Weiter geht es damit, dass wenn die “alte Generation schon verloren ist, dass man ja annimmt das die jungen noch formbar sind, doch damit völlig falsch liegt.
[…]Zwar hat man auch in der Vergangenheit nicht selten die frustrierende Erfahrung machen müssen, dass selbst Deutsche mit Migrationshintergrund aus der dritten und vierten Generation der Gastarbeiter-Familien öfter nicht richtig integriert sind, dennoch herrscht innerhalb der Gesellschaft ein breiter Konsens und eine tiefe Überzeugung, dass gerade die Jüngsten noch am formbarsten und damit am besten zu integrieren seien.[…]
Die Autorin teilt diesen Konsens offenbar nicht, sonst hätte sie es nicht so geschrieben wie sie es geschrieben hat. Ich frage mich nur, wen sie genau meint, wenn sie von dritter und vierter Generation spricht. Wahrscheinlich Kinder und Enkelkinder von Gastarbeitern. Diese sind jedoch entweder schon längst wieder zuhause oder in der Regel gut integriert. Demnach kann man auch im statistischen Bundesamt nachlesen dass 65% aller Menschen mit Migrationshintergrund einer Beschäftigung nachgehen. Hier sind allerdings alle Migranten gemeint, nicht nur diejenigen der 3. und 4. Generation, deren Anteil am Erwerbsleben noch einmal höher, wenn nicht sogar gleichauf mit dem deutschen Durchschnitt liegt. Somit kann man diese These mit einer einfachen Statistik wiederlegen. Woher nimmt eigentlich unsere Autorin ihre Informationen?
Nach dieser kurzen populistischen Einführung geht es weiter. Angebliche Beispiele, dass die Integration nicht funktioniert, zeigt doch nur wie schlecht die Umsetzung der Bildung für Flüchtlinge abläuft, wie überfordert alle Beteiligten sind. Das ist kein Beispiel für Integrationsunwilligkeit, sondern ein Beweis dafür, dass unsere Behörden auf allen Ebenen völlig versagen. So gibt es sogenannte Willkommensklassen, in denen die Schüler auf den regulären Unterricht vorbereitet werden sollen. Für diese zwei Klassen gibt es allerdings nur einen Lehrer.

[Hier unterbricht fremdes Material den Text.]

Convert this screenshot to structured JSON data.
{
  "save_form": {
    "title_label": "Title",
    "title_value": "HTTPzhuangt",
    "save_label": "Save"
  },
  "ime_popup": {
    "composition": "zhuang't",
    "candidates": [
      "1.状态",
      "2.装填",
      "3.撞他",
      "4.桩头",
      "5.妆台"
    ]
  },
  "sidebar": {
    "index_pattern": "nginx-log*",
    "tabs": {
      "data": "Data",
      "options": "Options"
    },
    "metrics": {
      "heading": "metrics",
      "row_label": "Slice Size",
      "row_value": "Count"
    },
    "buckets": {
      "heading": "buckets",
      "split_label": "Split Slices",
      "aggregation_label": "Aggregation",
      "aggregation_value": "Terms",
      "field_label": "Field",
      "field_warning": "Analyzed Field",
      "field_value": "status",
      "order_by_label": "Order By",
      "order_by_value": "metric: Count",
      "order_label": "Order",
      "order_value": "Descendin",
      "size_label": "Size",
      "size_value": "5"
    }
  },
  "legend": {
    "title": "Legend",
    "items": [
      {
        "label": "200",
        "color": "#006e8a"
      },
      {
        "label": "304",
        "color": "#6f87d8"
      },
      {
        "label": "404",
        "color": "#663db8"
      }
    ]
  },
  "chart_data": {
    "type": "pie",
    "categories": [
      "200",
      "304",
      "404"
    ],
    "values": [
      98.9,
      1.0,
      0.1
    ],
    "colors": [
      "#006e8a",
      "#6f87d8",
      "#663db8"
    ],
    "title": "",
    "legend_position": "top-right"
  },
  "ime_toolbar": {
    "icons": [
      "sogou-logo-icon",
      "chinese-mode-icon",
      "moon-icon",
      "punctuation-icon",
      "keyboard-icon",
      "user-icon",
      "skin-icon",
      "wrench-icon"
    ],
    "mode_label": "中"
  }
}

Zudem kämen Schüler ohne Vorwarnung. Es wird nicht überprüft ob Kapazitäten vorhanden sind. Langsam muss man den Artikel beim Lesen schon ironisch beurteilen. Liebe Autorin. Das ist aber auch ein schlimmer Beweis, für die Integrationsunwilligkeit unserer Flüchtlinge [ironie off]. Für mich vielmehr ein Beweis, dass von politischer Seite viel mehr getan werden muss.

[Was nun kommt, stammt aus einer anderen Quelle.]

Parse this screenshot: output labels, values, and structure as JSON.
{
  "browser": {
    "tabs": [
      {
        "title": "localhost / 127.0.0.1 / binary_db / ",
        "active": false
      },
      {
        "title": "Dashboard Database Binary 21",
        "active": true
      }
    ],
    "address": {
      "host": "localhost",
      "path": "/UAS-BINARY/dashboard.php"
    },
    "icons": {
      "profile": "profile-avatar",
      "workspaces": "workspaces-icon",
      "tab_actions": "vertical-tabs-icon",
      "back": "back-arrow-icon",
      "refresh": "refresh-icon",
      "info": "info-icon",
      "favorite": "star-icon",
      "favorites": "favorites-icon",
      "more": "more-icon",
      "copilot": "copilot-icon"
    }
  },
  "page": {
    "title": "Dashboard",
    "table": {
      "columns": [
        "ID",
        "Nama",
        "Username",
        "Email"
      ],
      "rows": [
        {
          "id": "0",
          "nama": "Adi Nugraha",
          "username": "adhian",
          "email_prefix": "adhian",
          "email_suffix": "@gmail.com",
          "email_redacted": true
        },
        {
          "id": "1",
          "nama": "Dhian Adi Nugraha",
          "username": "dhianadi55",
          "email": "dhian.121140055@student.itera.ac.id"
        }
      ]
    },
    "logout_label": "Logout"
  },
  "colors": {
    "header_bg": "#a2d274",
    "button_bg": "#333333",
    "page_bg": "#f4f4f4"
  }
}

Im weiteren Bericht geht hervor, wie man den Alltag in regulären Klassen mit Flüchtlingskindern so als Lehrer erlebt. Lehrerin Sonja erzählt noch, dass die meisten Kinder vermutlich auf Grund von Traumata verhaltensauffällig sind, doch im weiteren Verlauf der Erzählung wird dieser Fakt völlig ausgeblendet. Schlimmerweise fangen Kinder auch noch an zu weinen und keiner weiß was man machen soll.
Wenn ich als Kind aus einem Krieg käme, hunderte Kilometer teilweise gelaufen wäre und in meinem Leben nur Leid und Elend gesehen hätte, dann kann man wie ich finde schon einmal weinen. Oder ist das für Flüchtlingskinder jetzt verboten – und wie war das nochmal mit den Traumata?

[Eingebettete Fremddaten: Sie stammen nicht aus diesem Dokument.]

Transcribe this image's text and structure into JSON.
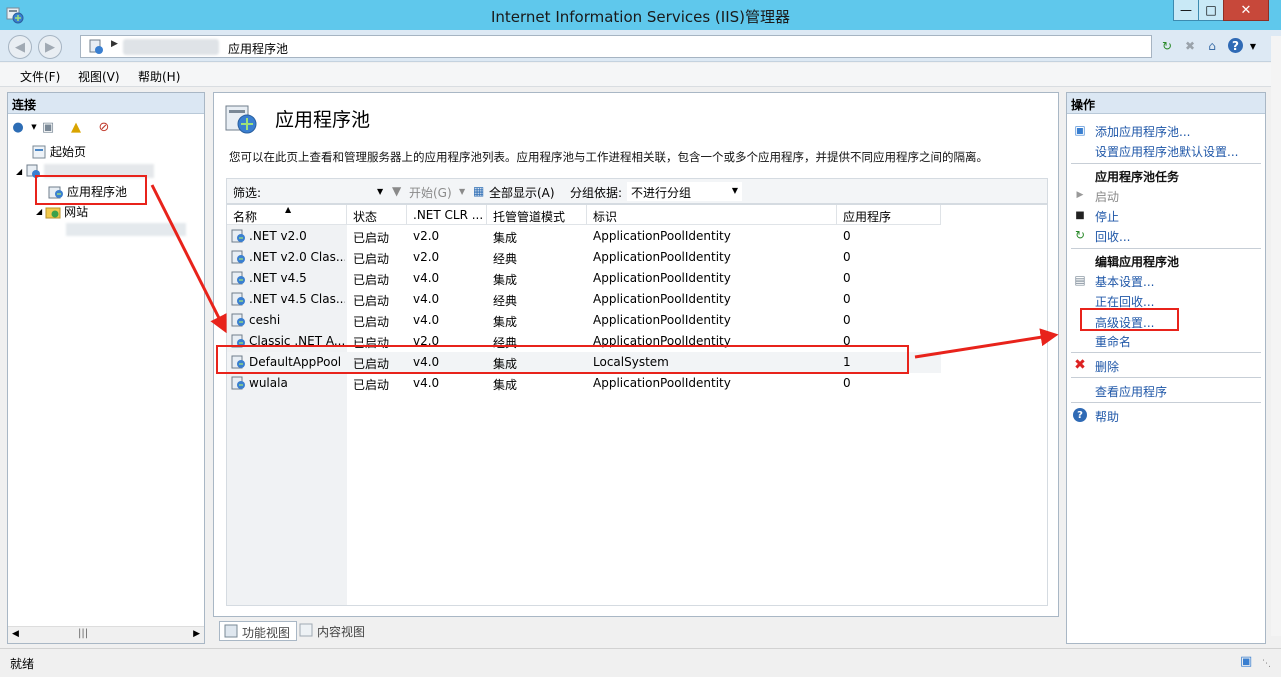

Nebenbei wird noch einmal in Richtung Inklusion ausgeholt:
Es ist eine Zerreißprobe, sagt Sonja. Eine Zerreißprobe zwischen der Betreuung einer ganzen Klasse und der individuellen Betreuung teils schwer traumatisierter Kinder. „Was meinst du, wie das erst mit der Inklusion wird?!“ lacht Sonja bitter.
Am Ende der Passage (danach kommt ein Absatz, den ich nicht mehr lesen konnte / wollte) wird noch einmal breit erzählt, wie ein Kind Wochenlang nur geweint hat und diese ganze Reaktion von der Lehrerin so gedeutet wurde, dass das Kind lediglich seinen Willen bekommen wollte, weil sie es – wie die Lehrerin schlussfolgerte – nicht anders gelernt hat.
Manchmal ist sie richtig wütend geworden und es hat sich gezeigt, dass da so etwas wie ein System für sie war, was sie vielleicht von zu Hause gelernt hat. Nach dem Motto: ‚Wenn ich hier einen auf komplett bockig mache, bekomme ich meinen Willen’.”
Lehrerin Sonja hat hier komplett richtig geschlussfolgert. Das kleine Prinzesschen hat zuhause (wenn es überhaupt ein Zuhause hat) immer ihren Willen bekommen. Das neuste Prinzessinnenschloss, die neuste Barbiepuppe und natürlich auch das tolle Tablet zum spielen.
Liebe Lehrerin Sonja. Ich versichere Ihnen, wenn es im Lehrerstudium eine Prüfung im Bereich Empathie gegeben hätte, wären Sie knallhart durchgefallen.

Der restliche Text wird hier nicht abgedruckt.